First of all, you can pattern-match in a top-level binding. Usually it doesn't mean much interesting is going on, but if you want to share local helpers between two top-level bindings, it can help.

m2 :: Int -> Int
f2 :: Int -> Int
(m2, f2) = (gom, gof)
  where
    gof 0 = 1
    gof i = i - ms !! ( fs !! (i-1) )
    gom 0 = 0
    gom i = i - fs !! ( ms !! (i-1) )
    fs = map gof [0..]
    ms = map gom [0..]

You'll note there's one other trick in there. Instead of bounding the lists fs and ms to their maximum size, I just let laziness handle bounding them. The lists won't be created past where they're needed to memoize earlier results.

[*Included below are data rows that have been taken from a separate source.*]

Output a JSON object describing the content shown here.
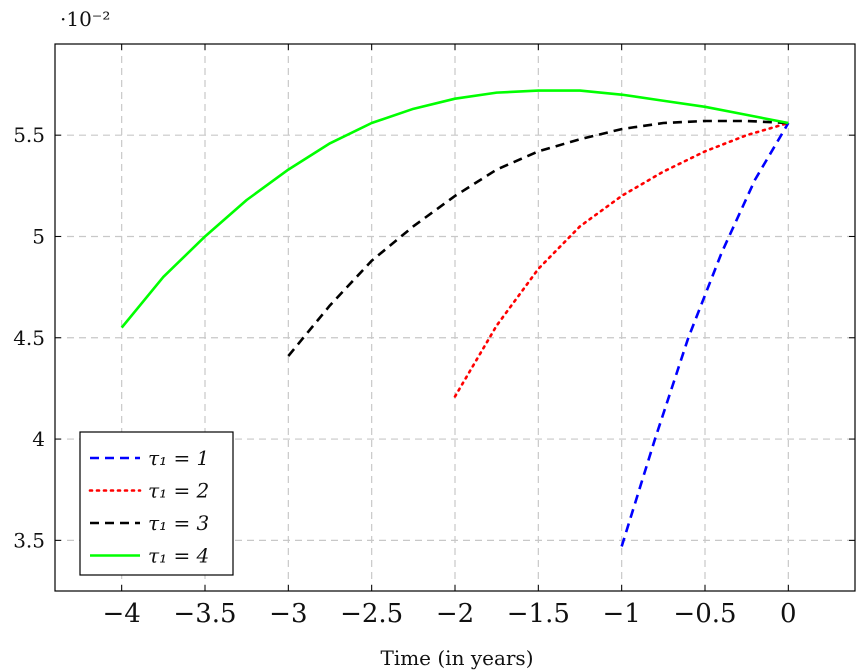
{
  "chart_data": {
    "type": "line",
    "title": "",
    "xlabel": "Time (in years)",
    "ylabel": "",
    "y_scale_label": "·10⁻²",
    "xlim": [
      -4.4,
      0.4
    ],
    "ylim": [
      3.25,
      5.95
    ],
    "x_ticks": [
      -4,
      -3.5,
      -3,
      -2.5,
      -2,
      -1.5,
      -1,
      -0.5,
      0
    ],
    "x_tick_labels": [
      "−4",
      "−3.5",
      "−3",
      "−2.5",
      "−2",
      "−1.5",
      "−1",
      "−0.5",
      "0"
    ],
    "y_ticks": [
      3.5,
      4,
      4.5,
      5,
      5.5
    ],
    "y_tick_labels": [
      "3.5",
      "4",
      "4.5",
      "5",
      "5.5"
    ],
    "grid": true,
    "legend_position": "bottom-left",
    "series": [
      {
        "name": "τ₁ = 1",
        "color": "#0000ff",
        "dash": "dashed",
        "x": [
          -1.0,
          -0.8,
          -0.6,
          -0.4,
          -0.2,
          0.0
        ],
        "y": [
          3.47,
          4.0,
          4.5,
          4.92,
          5.28,
          5.56
        ]
      },
      {
        "name": "τ₁ = 2",
        "color": "#ff0000",
        "dash": "dotted",
        "x": [
          -2.0,
          -1.75,
          -1.5,
          -1.25,
          -1.0,
          -0.75,
          -0.5,
          -0.25,
          0.0
        ],
        "y": [
          4.21,
          4.56,
          4.84,
          5.05,
          5.2,
          5.32,
          5.42,
          5.5,
          5.56
        ]
      },
      {
        "name": "τ₁ = 3",
        "color": "#000000",
        "dash": "dashed",
        "x": [
          -3.0,
          -2.75,
          -2.5,
          -2.25,
          -2.0,
          -1.75,
          -1.5,
          -1.25,
          -1.0,
          -0.75,
          -0.5,
          -0.25,
          0.0
        ],
        "y": [
          4.41,
          4.66,
          4.88,
          5.05,
          5.2,
          5.33,
          5.42,
          5.48,
          5.53,
          5.56,
          5.57,
          5.57,
          5.56
        ]
      },
      {
        "name": "τ₁ = 4",
        "color": "#00ff00",
        "dash": "solid",
        "x": [
          -4.0,
          -3.75,
          -3.5,
          -3.25,
          -3.0,
          -2.75,
          -2.5,
          -2.25,
          -2.0,
          -1.75,
          -1.5,
          -1.25,
          -1.0,
          -0.75,
          -0.5,
          -0.25,
          0.0
        ],
        "y": [
          4.55,
          4.8,
          5.0,
          5.18,
          5.33,
          5.46,
          5.56,
          5.63,
          5.68,
          5.71,
          5.72,
          5.72,
          5.7,
          5.67,
          5.64,
          5.6,
          5.56
        ]
      }
    ]
  }
}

But list indexing is O(n). Getting rid of even some of it can be a significant speedup. If you look at the pattern of recursion along the same function, you'll see that gom i always calls gom (i-1), and the same with gof. You can use that to remove list indexing on those lookups by just passing along the previous value. Unfortunately, the same doesn't apply with the calls to the opposite function, as they don't follow so easily. But it's still removing a big amount of work. And it can be done in such a way as to utilize laziness even further:

m3, f3 :: Int -> Int
(m3, f3) = ((ms !!), (fs !!))
  where
    (ms, fs) = unzip pairs
    pairs = (0, 1) : zipWith iter [1..] pairs
    iter i (mp, fp) = (i - fs !! mp, i - ms !! fp)

The recursive helper functions have been replaced with simultaneous lazy creation of both result lists. This pattern differs from standard recursion in that it doesn't need a base case to reach, and it requires some sort of guard against trying to immediately find a base case before the complete answer can be provided. This pattern is known as co-recursion. (Or corecursion if I'm typing lazily.) Same idea, but it produces the answer in the opposite direction.